To locate offset N: binary search index entries, then scan forward from nearest position.

Cache architecture

Multi-layer cache
L1: Hot Segment Cache Last N segments per partition LRU eviction · 1-4 GB <1ms latency L2: Index Cache All indexes for assigned partitions Refreshed on segment roll · 100-500 MB <1ms latency S3 Source of truth · ∞ capacity 50-100ms latency miss miss Check L1 → Check L2 → Fetch from S3 → Populate caches → Return to client

Cache configuration

Variable Default Description
KAFSCALE_CACHE_SIZE 1GB L1 hot segment cache size
KAFSCALE_INDEX_CACHE_SIZE 256MB L2 index cache size
KAFSCALE_READAHEAD_SEGMENTS 2 Segments to prefetch

Flush triggers

Segments are sealed and flushed to S3 when any condition is met:

Trigger Default Variable
Buffer size threshold 4 MB KAFSCALE_SEGMENT_BYTES
Time since last flush 500 ms KAFSCALE_FLUSH_INTERVAL_MS
Explicit flush request Admin API or graceful shutdown

Flush sequence

  1. Seal current buffer (no more writes accepted)
  2. Compress batches (Snappy by default)
  3. Build sparse index file
  4. Upload segment + index to S3 (both must succeed)
  5. Update etcd with new segment metadata
  6. Ack waiting producers (if acks=all)
  7. Clear flushed data from buffer

S3 lifecycle configuration

Use bucket lifecycle rules to automatically expire old segments.

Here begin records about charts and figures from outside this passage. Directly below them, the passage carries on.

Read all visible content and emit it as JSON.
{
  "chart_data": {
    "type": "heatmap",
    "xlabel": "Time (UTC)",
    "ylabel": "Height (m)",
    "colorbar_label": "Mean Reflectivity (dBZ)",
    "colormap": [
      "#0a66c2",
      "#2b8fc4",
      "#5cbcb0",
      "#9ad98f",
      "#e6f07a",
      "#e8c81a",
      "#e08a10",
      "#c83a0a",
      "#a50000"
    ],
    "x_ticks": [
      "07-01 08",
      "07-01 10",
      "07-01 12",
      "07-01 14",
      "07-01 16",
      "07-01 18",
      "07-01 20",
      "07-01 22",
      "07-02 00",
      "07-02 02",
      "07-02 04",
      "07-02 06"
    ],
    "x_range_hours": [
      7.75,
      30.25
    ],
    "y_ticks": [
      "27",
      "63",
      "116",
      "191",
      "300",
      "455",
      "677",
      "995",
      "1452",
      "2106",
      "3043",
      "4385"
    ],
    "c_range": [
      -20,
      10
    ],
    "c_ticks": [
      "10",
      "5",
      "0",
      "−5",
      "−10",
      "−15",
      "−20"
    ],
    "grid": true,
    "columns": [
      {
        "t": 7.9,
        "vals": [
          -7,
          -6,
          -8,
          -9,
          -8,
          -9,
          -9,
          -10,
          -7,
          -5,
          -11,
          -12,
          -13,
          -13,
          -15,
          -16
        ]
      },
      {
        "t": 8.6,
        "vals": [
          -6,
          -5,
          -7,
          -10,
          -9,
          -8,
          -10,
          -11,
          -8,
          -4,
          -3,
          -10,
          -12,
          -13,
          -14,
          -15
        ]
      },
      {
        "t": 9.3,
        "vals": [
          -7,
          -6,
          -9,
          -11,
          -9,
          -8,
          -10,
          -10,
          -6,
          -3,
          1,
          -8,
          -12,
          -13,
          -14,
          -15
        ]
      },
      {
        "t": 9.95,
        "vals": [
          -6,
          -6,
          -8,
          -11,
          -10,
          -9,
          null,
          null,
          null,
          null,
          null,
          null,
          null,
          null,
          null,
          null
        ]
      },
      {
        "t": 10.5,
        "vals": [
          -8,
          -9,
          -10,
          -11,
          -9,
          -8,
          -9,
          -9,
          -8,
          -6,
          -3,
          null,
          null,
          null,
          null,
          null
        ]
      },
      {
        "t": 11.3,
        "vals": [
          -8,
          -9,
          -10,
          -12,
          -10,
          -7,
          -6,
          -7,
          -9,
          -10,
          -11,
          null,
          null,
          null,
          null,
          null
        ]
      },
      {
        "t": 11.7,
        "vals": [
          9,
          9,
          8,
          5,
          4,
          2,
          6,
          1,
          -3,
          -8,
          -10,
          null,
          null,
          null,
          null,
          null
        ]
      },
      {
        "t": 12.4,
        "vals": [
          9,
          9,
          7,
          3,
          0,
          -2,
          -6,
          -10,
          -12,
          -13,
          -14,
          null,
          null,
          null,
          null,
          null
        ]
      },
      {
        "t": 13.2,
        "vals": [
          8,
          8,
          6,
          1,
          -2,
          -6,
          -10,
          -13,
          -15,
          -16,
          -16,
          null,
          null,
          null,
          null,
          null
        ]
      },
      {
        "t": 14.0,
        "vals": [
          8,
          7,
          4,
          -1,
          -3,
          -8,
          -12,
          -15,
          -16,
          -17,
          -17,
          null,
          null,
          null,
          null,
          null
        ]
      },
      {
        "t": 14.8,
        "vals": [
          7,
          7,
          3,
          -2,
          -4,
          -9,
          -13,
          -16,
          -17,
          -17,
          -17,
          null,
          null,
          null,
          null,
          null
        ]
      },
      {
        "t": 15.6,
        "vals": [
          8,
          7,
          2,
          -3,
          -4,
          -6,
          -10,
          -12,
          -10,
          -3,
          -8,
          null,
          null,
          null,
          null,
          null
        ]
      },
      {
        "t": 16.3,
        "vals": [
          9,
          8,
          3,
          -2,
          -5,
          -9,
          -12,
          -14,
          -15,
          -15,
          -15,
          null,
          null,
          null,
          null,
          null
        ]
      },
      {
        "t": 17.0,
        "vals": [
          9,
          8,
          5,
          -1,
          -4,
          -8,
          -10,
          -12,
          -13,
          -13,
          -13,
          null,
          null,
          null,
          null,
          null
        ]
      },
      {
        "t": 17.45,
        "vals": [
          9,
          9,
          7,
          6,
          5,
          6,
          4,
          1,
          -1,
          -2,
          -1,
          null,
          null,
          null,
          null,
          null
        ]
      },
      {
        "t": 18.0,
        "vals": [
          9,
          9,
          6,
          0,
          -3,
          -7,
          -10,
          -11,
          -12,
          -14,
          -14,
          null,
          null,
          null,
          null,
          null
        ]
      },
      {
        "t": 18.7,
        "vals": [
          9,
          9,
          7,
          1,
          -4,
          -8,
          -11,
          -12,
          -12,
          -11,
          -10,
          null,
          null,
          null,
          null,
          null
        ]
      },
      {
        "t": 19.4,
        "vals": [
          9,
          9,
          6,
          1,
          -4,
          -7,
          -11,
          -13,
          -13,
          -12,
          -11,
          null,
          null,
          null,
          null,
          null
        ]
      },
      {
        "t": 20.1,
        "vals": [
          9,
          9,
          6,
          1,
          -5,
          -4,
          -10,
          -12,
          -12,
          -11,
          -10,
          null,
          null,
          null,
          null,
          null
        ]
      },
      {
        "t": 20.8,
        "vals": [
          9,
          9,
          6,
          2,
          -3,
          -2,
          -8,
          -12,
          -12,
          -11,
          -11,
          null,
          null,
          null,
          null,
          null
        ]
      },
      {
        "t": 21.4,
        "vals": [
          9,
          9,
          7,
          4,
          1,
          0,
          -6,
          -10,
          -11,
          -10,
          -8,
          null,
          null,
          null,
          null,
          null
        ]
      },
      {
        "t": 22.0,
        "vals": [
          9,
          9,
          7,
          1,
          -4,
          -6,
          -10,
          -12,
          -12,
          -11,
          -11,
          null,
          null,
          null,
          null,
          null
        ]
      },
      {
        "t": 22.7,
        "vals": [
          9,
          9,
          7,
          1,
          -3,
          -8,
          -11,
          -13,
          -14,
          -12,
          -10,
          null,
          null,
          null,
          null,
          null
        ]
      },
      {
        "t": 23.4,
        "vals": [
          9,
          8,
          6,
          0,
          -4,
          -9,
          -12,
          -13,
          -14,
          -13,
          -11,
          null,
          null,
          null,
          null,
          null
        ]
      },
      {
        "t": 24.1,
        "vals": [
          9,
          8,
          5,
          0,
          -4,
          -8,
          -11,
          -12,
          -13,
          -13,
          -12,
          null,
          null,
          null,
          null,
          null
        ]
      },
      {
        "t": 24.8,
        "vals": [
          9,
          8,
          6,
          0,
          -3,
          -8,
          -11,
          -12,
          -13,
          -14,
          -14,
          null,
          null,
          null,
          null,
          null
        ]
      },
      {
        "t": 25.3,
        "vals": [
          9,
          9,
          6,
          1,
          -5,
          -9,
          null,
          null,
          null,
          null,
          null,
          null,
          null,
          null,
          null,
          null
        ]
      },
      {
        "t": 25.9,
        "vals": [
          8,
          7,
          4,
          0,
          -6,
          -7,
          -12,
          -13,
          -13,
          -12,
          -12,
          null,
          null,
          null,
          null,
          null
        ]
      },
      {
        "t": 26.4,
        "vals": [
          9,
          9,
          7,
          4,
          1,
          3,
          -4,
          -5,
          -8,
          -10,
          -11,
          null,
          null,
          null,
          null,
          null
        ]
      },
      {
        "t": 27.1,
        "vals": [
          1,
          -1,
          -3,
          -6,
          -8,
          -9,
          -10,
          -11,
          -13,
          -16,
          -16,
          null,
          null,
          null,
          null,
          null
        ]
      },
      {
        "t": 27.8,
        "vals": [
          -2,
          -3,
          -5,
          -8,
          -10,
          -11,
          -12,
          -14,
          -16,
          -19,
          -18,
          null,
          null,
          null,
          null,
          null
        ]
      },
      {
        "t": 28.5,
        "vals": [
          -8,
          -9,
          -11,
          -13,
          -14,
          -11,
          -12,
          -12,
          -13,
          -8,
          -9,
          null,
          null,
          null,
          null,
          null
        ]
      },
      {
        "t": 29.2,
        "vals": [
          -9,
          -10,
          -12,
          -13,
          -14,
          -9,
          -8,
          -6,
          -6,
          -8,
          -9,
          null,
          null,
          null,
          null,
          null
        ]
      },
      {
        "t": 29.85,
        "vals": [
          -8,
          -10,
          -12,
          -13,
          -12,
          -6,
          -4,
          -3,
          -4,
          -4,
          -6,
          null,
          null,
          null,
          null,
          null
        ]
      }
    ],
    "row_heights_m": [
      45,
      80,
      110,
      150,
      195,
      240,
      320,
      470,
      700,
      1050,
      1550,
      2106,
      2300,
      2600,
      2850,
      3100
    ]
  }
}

Align with your topic retention settings.

Example: 7-day retention

{
  "Rules": [
    {
      "ID": "kafscale-retention-7d",
      "Filter": {
        "Prefix": "production/"
      },
      "Status": "Enabled",
      "Expiration": {
        "Days": 7
      }
    }
  ]
}

AWS CLI setup

aws s3api put-bucket-lifecycle-configuration \
  --bucket kafscale-data \
  --lifecycle-configuration file://lifecycle.json

Terraform example

resource "aws_s3_bucket_lifecycle_configuration" "kafscale" {
  bucket = aws_s3_bucket.kafscale_data.id

  rule {
    id     = "kafscale-retention"
    status = "Enabled"

    filter {
      prefix = "production/"
    }

    expiration {
      days = 7
    }
  }
}

Per-topic retention

For different retention per topic, use prefix-based rules:

{
  "Rules": [
    {
      "ID": "logs-1d",
      "Filter": { "Prefix": "production/logs/" },
      "Status": "Enabled",
      "Expiration": { "Days": 1 }
    },
    {
      "ID": "events-30d",
      "Filter": { "Prefix": "production/events/" },
      "Status": "Enabled",
      "Expiration": { "Days": 30 }
    },
    {
      "ID": "default-7d",
      "Filter": { "Prefix": "production/" },
      "Status": "Enabled",
      "Expiration": { "Days": 7 }
    }
  ]
}

Rules are evaluated in order; most specific prefix wins.

Compression

KafScale supports batch-level compression using Kafka-compatible codecs.

Codec ID Notes
None 0 No compression
Snappy 1 Default — fast, moderate ratio
LZ4 3 Faster decompression
ZSTD 4 Best ratio, slower

Set via KAFSCALE_COMPRESSION_CODEC or per-topic in CRD:

apiVersion: kafscale.io/v1alpha1
kind: KafscaleTopic
metadata:
  name: logs
spec:
  partitions: 6
  retention: 24h
  compression: zstd  # Better ratio for logs